One problem is that global wage disparities are enormous. No serious person argues that wages, economic benefits and other aspects of employment should be equal or even comparable in the industrialized and developing worlds. That is because such a policy would lead to economic devastation for the developing world, disrupting international trade and enhancing prospects for worldwide conflict.

An international minimum wage, for example, would also require that any trading partner with the United States have some form of acceptable wage. But what would the wage be, and how would it be enforced? If the United States determines such matters for itself, it risks international opprobrium for a unilateralist approach, a claim with which the Bush administration is familiar.

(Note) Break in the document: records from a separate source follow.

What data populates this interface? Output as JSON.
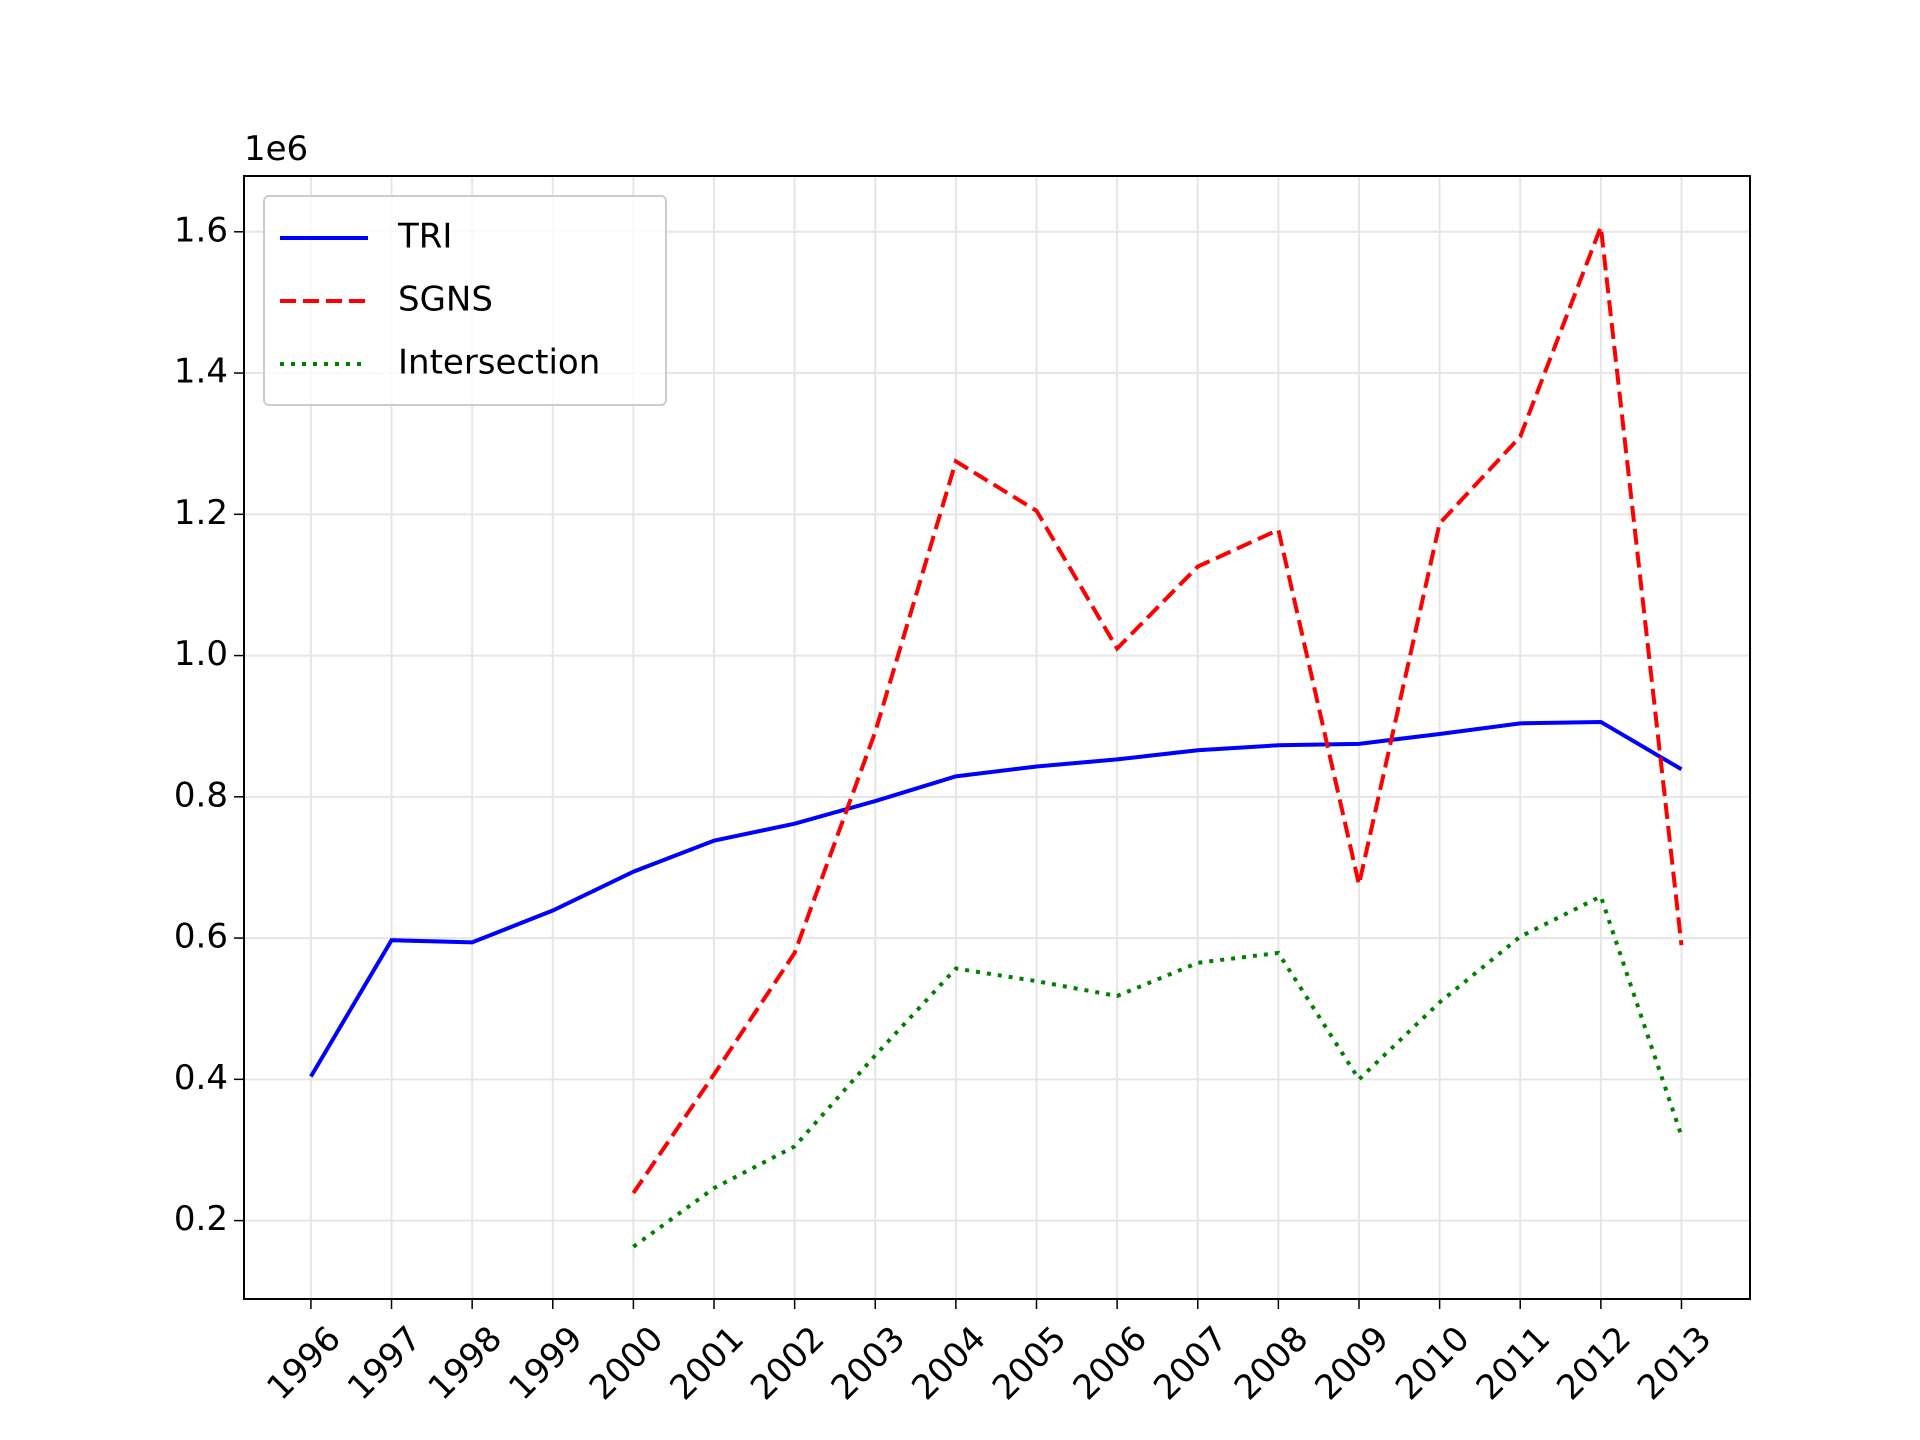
{
  "chart_data": {
    "type": "line",
    "offset_label": "1e6",
    "x": [
      1996,
      1997,
      1998,
      1999,
      2000,
      2001,
      2002,
      2003,
      2004,
      2005,
      2006,
      2007,
      2008,
      2009,
      2010,
      2011,
      2012,
      2013
    ],
    "xlim": [
      1995.17,
      2013.85
    ],
    "xticks": [
      1996,
      1997,
      1998,
      1999,
      2000,
      2001,
      2002,
      2003,
      2004,
      2005,
      2006,
      2007,
      2008,
      2009,
      2010,
      2011,
      2012,
      2013
    ],
    "ylim": [
      89000,
      1679000
    ],
    "yticks": [
      {
        "value": 200000,
        "label": "0.2"
      },
      {
        "value": 400000,
        "label": "0.4"
      },
      {
        "value": 600000,
        "label": "0.6"
      },
      {
        "value": 800000,
        "label": "0.8"
      },
      {
        "value": 1000000,
        "label": "1.0"
      },
      {
        "value": 1200000,
        "label": "1.2"
      },
      {
        "value": 1400000,
        "label": "1.4"
      },
      {
        "value": 1600000,
        "label": "1.6"
      }
    ],
    "grid": true,
    "legend": "upper left",
    "series": [
      {
        "name": "TRI",
        "color": "#0000ff",
        "linestyle": "solid",
        "values": [
          404000,
          597000,
          594000,
          639000,
          694000,
          738000,
          762000,
          794000,
          829000,
          843000,
          853000,
          866000,
          873000,
          875000,
          889000,
          904000,
          906000,
          839000
        ]
      },
      {
        "name": "SGNS",
        "color": "#ff0000",
        "linestyle": "dashed",
        "values": [
          null,
          null,
          null,
          null,
          239000,
          407000,
          579000,
          892000,
          1275000,
          1205000,
          1010000,
          1126000,
          1178000,
          676000,
          1187000,
          1310000,
          1607000,
          590000
        ]
      },
      {
        "name": "Intersection",
        "color": "#008000",
        "linestyle": "dotted",
        "values": [
          null,
          null,
          null,
          null,
          163000,
          246000,
          305000,
          434000,
          557000,
          539000,
          518000,
          565000,
          579000,
          400000,
          509000,
          602000,
          659000,
          320000
        ]
      }
    ]
  }
}
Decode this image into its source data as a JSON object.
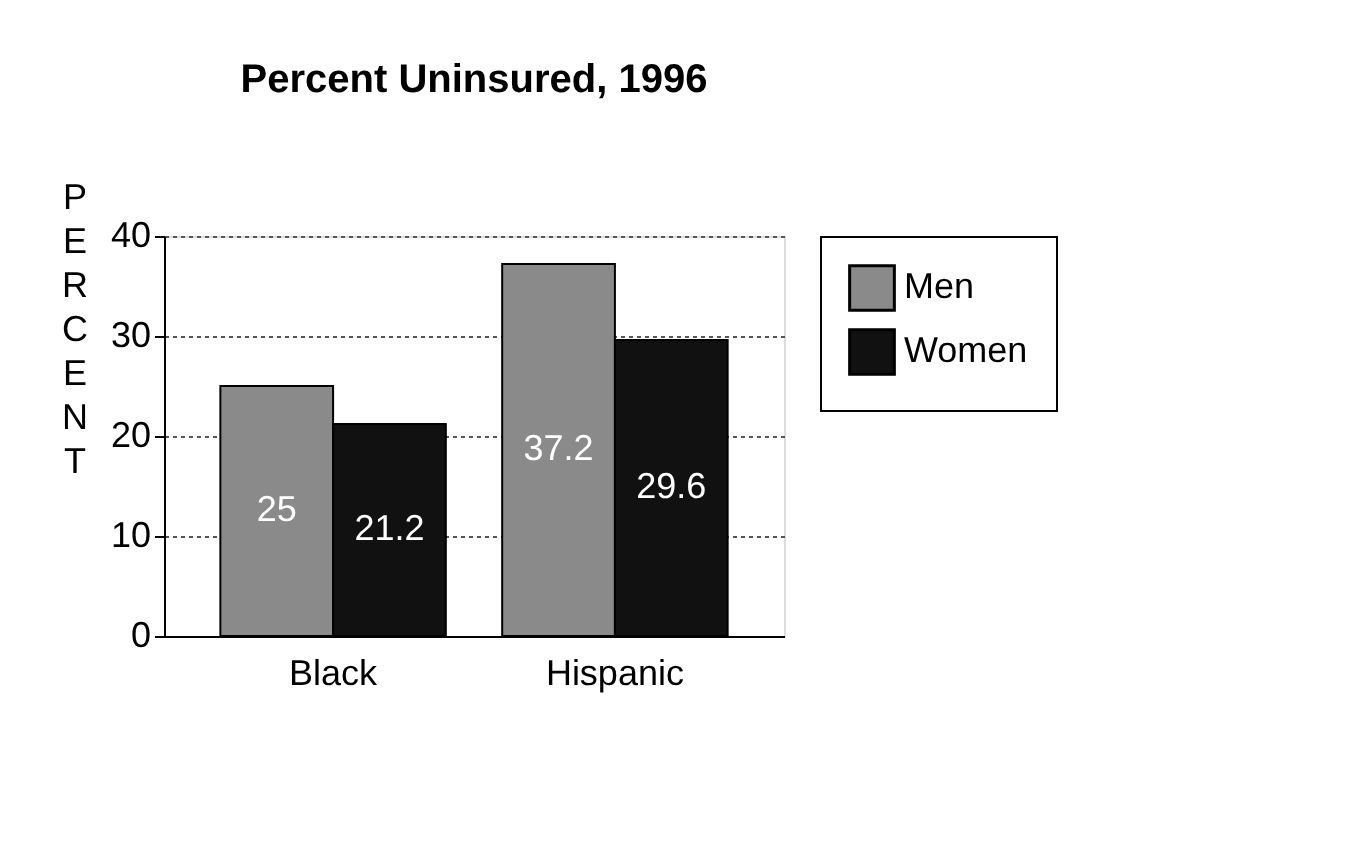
{
  "chart_data": {
    "type": "bar",
    "title": "Percent  Uninsured,  1996",
    "ylabel": "PERCENT",
    "categories": [
      "Black",
      "Hispanic"
    ],
    "series": [
      {
        "name": "Men",
        "color": "#8a8a8a",
        "values": [
          25,
          37.2
        ]
      },
      {
        "name": "Women",
        "color": "#111111",
        "values": [
          21.2,
          29.6
        ]
      }
    ],
    "ylim": [
      0,
      40
    ],
    "yticks": [
      0,
      10,
      20,
      30,
      40
    ],
    "grid": "y",
    "legend": "right",
    "data_labels": true
  }
}
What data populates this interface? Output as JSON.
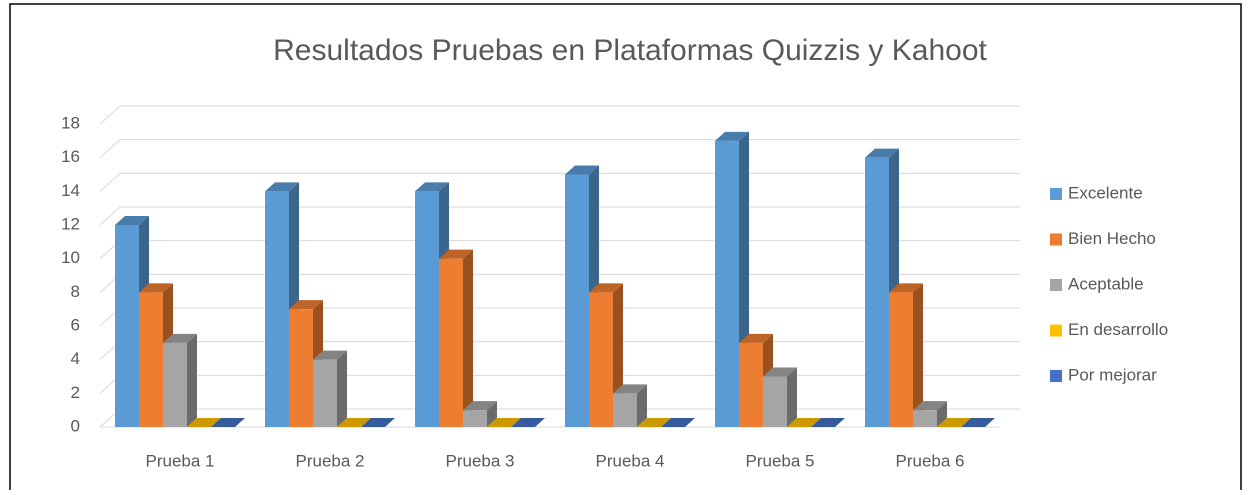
{
  "chart_data": {
    "type": "bar3d",
    "title": "Resultados Pruebas en Plataformas Quizzis y Kahoot",
    "categories": [
      "Prueba 1",
      "Prueba 2",
      "Prueba 3",
      "Prueba 4",
      "Prueba 5",
      "Prueba 6"
    ],
    "series": [
      {
        "name": "Excelente",
        "color": "#5b9bd5",
        "values": [
          12,
          14,
          14,
          15,
          17,
          16
        ]
      },
      {
        "name": "Bien Hecho",
        "color": "#ed7d31",
        "values": [
          8,
          7,
          10,
          8,
          5,
          8
        ]
      },
      {
        "name": "Aceptable",
        "color": "#a5a5a5",
        "values": [
          5,
          4,
          1,
          2,
          3,
          1
        ]
      },
      {
        "name": "En desarrollo",
        "color": "#ffc000",
        "values": [
          0,
          0,
          0,
          0,
          0,
          0
        ]
      },
      {
        "name": "Por mejorar",
        "color": "#4472c4",
        "values": [
          0,
          0,
          0,
          0,
          0,
          0
        ]
      }
    ],
    "ylim": [
      0,
      18
    ],
    "yticks": [
      0,
      2,
      4,
      6,
      8,
      10,
      12,
      14,
      16,
      18
    ],
    "grid": true,
    "legend": "right"
  }
}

But while international standards for economic matters like wages are not practical, the same cannot be said for so-called core standards that have been adopted by the International Labor Organization, an agency of the United Nations. These standards, intended to promote fair treatment of workers, are not binding. But the president and Congress could include them in future trade agreements - and even insist upon their inclusion in Nafta itself and legislation promoting trade with China.
To improve the prospects of workers in the third world, the United States could provide more foreign aid, which could then be spent on education. Yet the United States now ranks dead last among developed nations in percentage of gross domestic product devoted to foreign aid, and the political wherewithal to increase foreign aid is thus far not forthcoming.

In many ways international trade is a domestic issue: trade brings change, and change frequently means painful dislocation that can be assuaged only by social programs. In this context national health insurance makes sense, as does a wage insurance program like the one Bill Bradley advocated in 2000. What laid-off auto and steel workers need is the same as what their outsourced service and professional counterparts need: not a new trade war, but domestic legislation on health benefits and wages. That should be the focus of the trade debate in 2004.